Personal information
- Nickname: Chocho
- Born: Rafael Guzmán Hernández April 9, 1986 Guadalajara, Jalisco, Mexico
- Died: October 18, 2011 (aged 25)
- Height: 1.80 m (5 ft 11 in)
- Weight: Lightweight Super featherweight Featherweight

Boxing career
- Reach: 184 cm (72 in)
- Stance: Orthodox

Boxing record
- Total fights: 32
- Wins: 28
- Win by KO: 20
- Losses: 3
- Draws: 1
- No contests: 0

= Rafael Guzmán =

Mexican boxer (1986–2011)

Rafael Guzmán Hernández (9 April 1986 – 18 October 2011) was a Mexican professional boxer. Guzmán is the former WBC FECARBOX Super Featherweight, WBC Mundo Hispano, and WBC FECARBOX Lightweight Champion.

==Early life==
Guzmán started his amateur boxing career at age ten. He's the son of a former professional boxer and was trained by his father throughout his boxing career.

==Professional career==
Guzmán knocked out Ernesto González to win the WBC FECARBOX lightweight title and then he won the WBC Mundo Hispano lightweight title by stopping the veteran Jorge Martínez.

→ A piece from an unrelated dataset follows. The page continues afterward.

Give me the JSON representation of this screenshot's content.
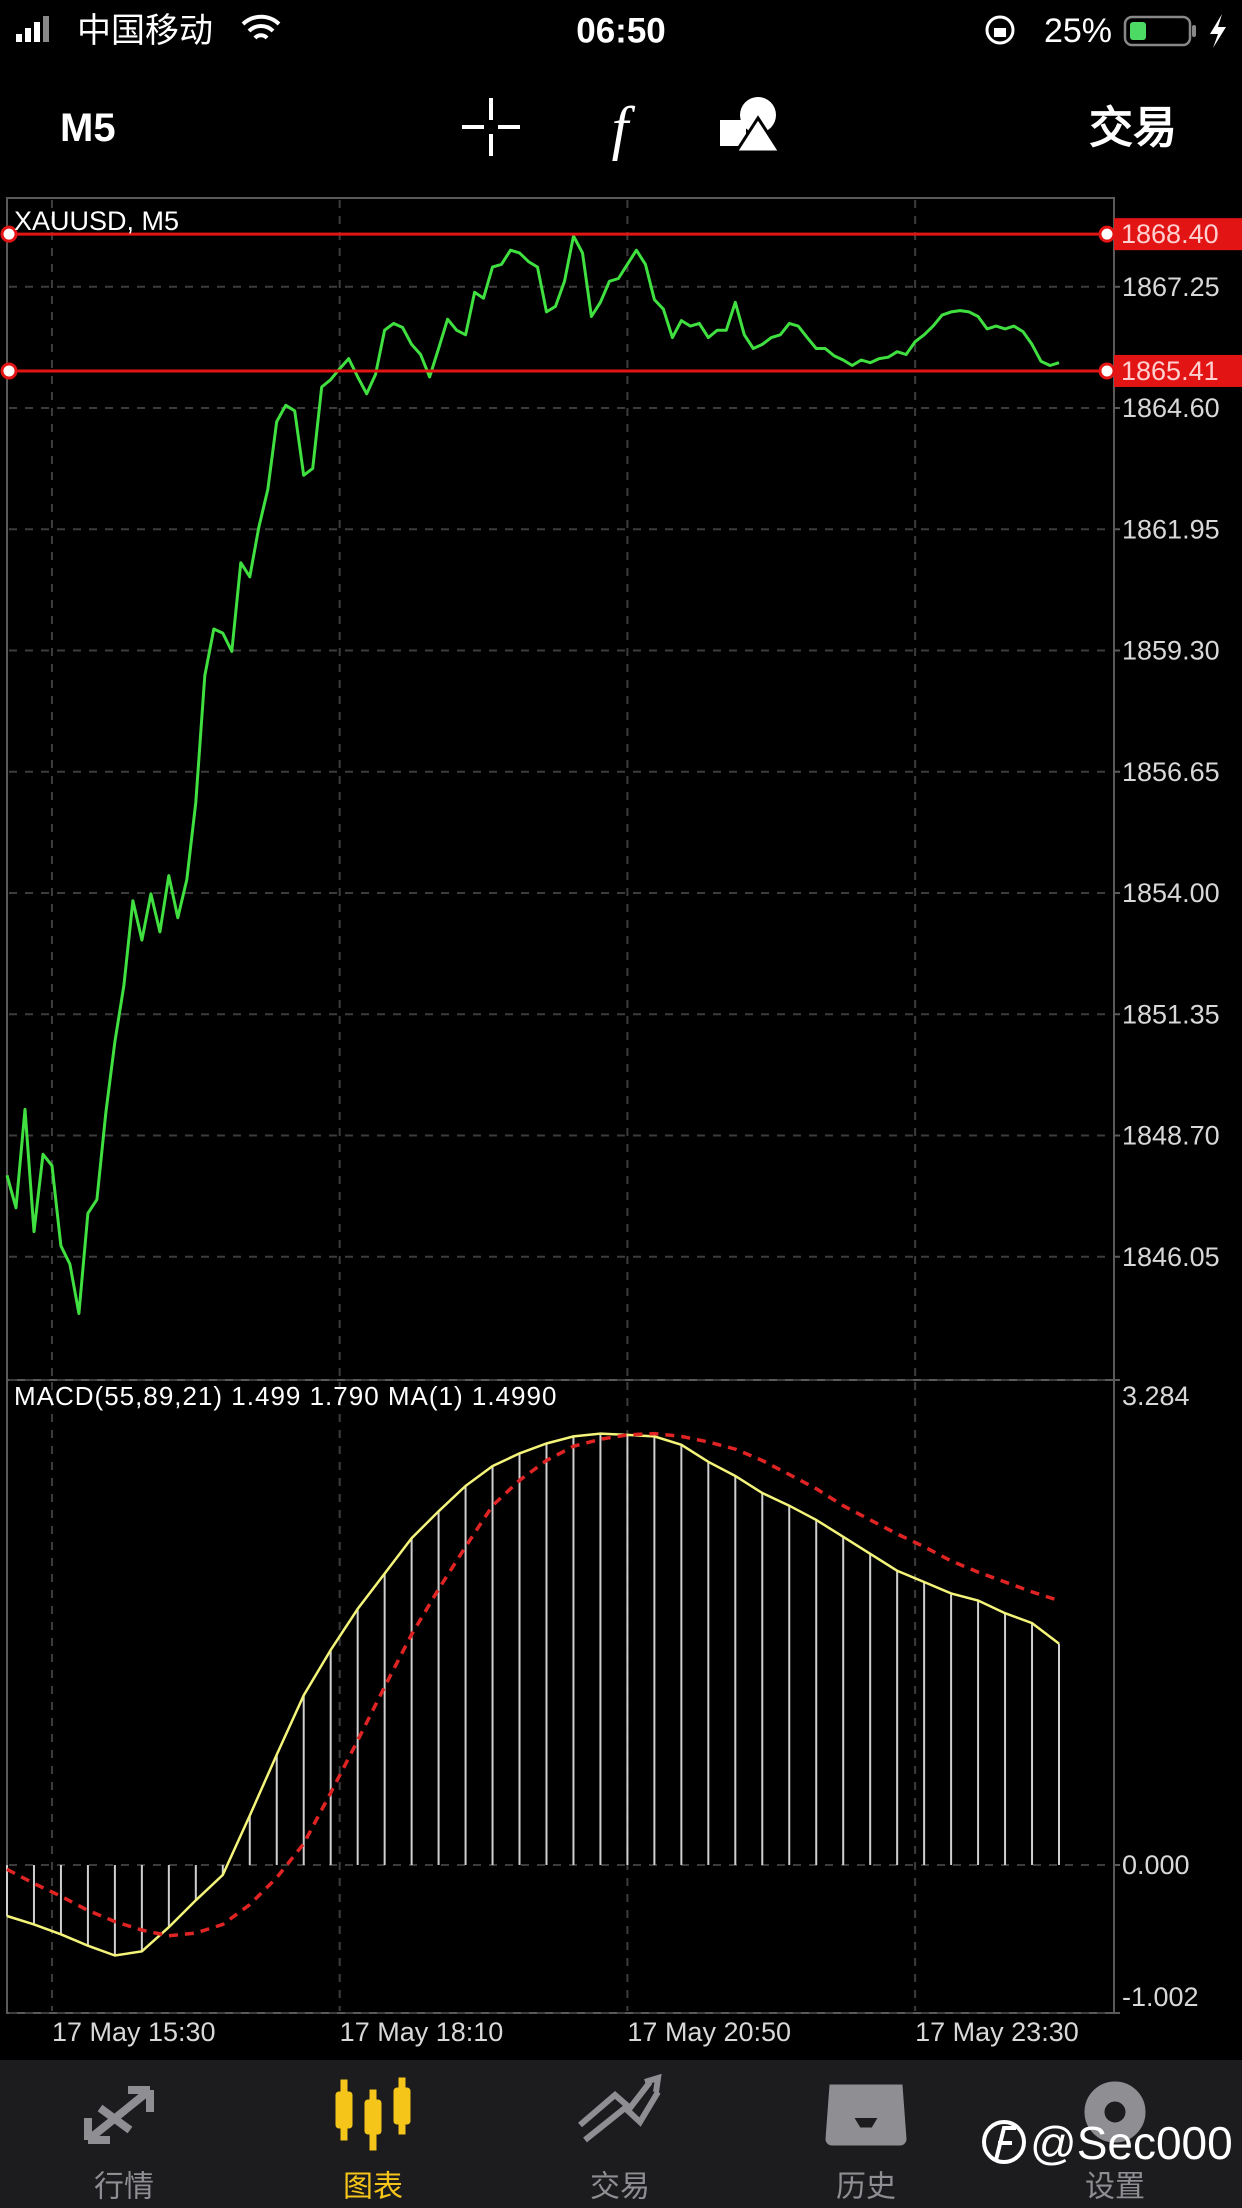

On January 24, 2009 Guzmán upset contender Isaac Bejarano to win the WBC FECARBOX super featherweight title. He won his third title in front of his hometown at the Coliseo Olimpico de la UG in Guadalajara, Jalisco, Mexico.

In June 2011, Guzmán lost to an undefeated Mikey Garcia on HBO's undercard of Sebastian Zbik vs. Julio César Chávez Jr.

==Death==
On October 18, 2011 Guzmán was shot eight times before dying in his hometown of Guadalajara, Jalisco. Reports are that he attempted to escape after the initial shots but was unable to advance more than 100 meters.

In a case of mistaken identity, Rafael had survived a previous attack when on his way to see the birth of his fourth child his vehicle was shot eleven times. With one bullet going through him and another staying lodged in his forearm through the remainder of his boxing career.